After one of our Triple E days, Ace left her class as usual to go to the special class for reading. After that class she had recess. I had recess at the same time. Some sixth grader decided he didn’t like her, girls weren’t supposed to be smart. He pushed her to the ground and took the book she was reading a book of Sherlock Holmes stories and ripped it to pieces. When she stood up to try to save her book, he grabbed her by the ponytail, pulled out scissors and cut off her hair.

I watched it all happen from the basketball court. I marched over to the kid and punched him in the nose, breaking it. Then I took his scissors and cut off all his hair. Despite my height, I preferred baseball and Aislinn had her older brother help her get me a special thank you present. Her brother was a high school student, nine years older than her. He brought her to my house to give me the autographed baseball she’d bought me. My step father lost his mind. And I’d had enough. When he began to shout at me and I knew a beating was coming as soon as they left, I went on the offensive. He’d already beaten me for getting suspended and now there was a girl and her high school brother thanking me for it and giving me an autographed Bo Jackson baseball. I drew back to hit my step father, Eric grabbed my arm, saw a bruise on it, and he hit my step father. Then he called his dad and suddenly the police swarmed my house.
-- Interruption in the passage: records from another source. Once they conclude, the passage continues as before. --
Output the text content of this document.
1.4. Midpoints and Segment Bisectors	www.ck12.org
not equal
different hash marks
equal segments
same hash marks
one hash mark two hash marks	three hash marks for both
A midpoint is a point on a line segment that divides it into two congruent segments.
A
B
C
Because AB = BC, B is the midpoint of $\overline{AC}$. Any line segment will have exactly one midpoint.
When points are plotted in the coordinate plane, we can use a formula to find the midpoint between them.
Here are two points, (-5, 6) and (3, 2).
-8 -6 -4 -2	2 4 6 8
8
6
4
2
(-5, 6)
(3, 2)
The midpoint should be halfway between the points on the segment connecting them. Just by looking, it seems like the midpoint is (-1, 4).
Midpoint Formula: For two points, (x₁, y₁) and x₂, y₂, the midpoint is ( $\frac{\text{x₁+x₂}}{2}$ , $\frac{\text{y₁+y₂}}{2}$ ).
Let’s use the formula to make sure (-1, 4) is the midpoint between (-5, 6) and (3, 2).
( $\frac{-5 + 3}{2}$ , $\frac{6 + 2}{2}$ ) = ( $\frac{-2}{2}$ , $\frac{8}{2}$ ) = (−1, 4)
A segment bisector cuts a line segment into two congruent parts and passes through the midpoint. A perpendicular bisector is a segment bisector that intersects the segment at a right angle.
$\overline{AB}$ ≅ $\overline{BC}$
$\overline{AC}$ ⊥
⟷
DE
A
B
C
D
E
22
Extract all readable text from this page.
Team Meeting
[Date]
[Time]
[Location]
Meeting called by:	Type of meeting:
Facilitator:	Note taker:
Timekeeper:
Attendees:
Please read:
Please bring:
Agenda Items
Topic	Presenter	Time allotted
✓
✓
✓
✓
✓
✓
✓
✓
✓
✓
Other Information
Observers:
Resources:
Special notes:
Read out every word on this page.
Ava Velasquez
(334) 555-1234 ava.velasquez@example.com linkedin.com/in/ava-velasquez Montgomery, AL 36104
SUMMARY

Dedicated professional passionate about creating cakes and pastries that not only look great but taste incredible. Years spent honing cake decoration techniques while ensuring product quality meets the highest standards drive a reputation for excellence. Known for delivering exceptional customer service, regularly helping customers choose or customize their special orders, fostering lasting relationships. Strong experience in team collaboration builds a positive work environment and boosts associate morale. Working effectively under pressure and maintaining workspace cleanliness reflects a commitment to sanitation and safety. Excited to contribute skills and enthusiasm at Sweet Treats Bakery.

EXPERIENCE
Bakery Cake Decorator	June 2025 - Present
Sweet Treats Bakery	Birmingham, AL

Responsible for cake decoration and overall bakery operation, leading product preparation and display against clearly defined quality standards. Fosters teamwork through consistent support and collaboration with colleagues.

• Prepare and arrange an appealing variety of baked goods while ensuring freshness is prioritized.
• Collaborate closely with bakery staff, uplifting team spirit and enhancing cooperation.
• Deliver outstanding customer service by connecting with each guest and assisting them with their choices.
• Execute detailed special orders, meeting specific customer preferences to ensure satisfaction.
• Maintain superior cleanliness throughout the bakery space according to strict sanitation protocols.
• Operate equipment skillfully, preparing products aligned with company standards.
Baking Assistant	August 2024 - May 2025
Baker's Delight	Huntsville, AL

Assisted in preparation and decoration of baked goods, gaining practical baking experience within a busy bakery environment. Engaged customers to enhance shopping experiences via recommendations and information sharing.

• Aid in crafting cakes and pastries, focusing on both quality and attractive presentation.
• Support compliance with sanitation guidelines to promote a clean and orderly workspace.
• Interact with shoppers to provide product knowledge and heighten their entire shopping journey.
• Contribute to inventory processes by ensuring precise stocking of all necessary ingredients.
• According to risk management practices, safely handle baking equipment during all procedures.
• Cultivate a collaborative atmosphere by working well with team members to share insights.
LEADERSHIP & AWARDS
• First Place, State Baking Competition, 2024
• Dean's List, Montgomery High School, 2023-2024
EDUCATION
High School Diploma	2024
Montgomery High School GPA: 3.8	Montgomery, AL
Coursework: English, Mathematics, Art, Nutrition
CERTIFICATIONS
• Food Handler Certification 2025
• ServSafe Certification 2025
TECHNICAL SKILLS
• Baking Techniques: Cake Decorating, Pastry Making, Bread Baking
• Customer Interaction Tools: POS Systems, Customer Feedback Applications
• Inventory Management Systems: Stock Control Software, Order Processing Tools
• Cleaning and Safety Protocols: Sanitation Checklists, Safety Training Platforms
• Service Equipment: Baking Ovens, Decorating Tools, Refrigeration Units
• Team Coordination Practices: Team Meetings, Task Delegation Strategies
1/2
My mom was pregnant again. She couldn’t deal with the stress any more she said. She asked Eric if she could meet his parents and Eric said she could. My mom took me and my little brother to the Clachan residence.

I don’t know what was said during that conversation, but after two hours, my mom left and left me with the Clachans. Donnelly and Myrna explained that my mom had gone home to prepare to leave my step father and that I would spend a week or so with them, while my mom tried to escape the abusive marriage. I wasn’t sure about this arrangement at first.

But on the third day, Donnelly and my mom showed up at the school and picked me up early. We all drove back to the Clachan home and Donnelly told me I was a psychopath. That’s why I didn’t have much of an emotional connection to my little brother and hadn’t cared when my parents divorced.

He wasn’t just explaining it to me, he was explaining it to my mother. I spent three weeks with the Clachans bunked up with Eric. My mom did leave my step father. Then she immediately fell in love with another abusive man and six months after I’d met the Clachan family, I had yet another stepfather that hated me because I was too smart and I was over five feet four inches tall, taller than my mom even.

Donnelly would arrest that stepfather nine times in two years for abusing me and my brothers. He didn’t like raising some other assholes children as he put it. I’d gotten home from school late because track practice had run long. My stepfather was drunk and didn’t want to have to watch my younger brothers while my mom worked her second job. He slammed my arm in the front door, five times. Breaking it in three places. I called Donnelly and he came and got me and my brothers.

I was sixteen. My stepfather disappeared that night. I and my brothers spent the night at the Clachan home. Myrna went to help my mom escape yet another abusive husband. My brothers were asleep when Myrna and mom got to the Clachan house. According to their statements to police, my stepfather pulled a gun and threatened to shoot my mom if she left. Myrna clocked him with a skillet and left him unconscious on the kitchen floor.

But he didn’t turn up for work the next day and no one has heard from him since. I don’t know for sure what happened to him. I’ve suspected Aislinn killed him, but as I got to know the Donnelly family more and more, it could have been Aislinn, Donnelly, Eric, or Myrna that made my father disappear. Hell, it could have been Patterson or my own grandfather. I just know, the problem went away and my mom eventually managed to break the cycle of abusive men after I went to college.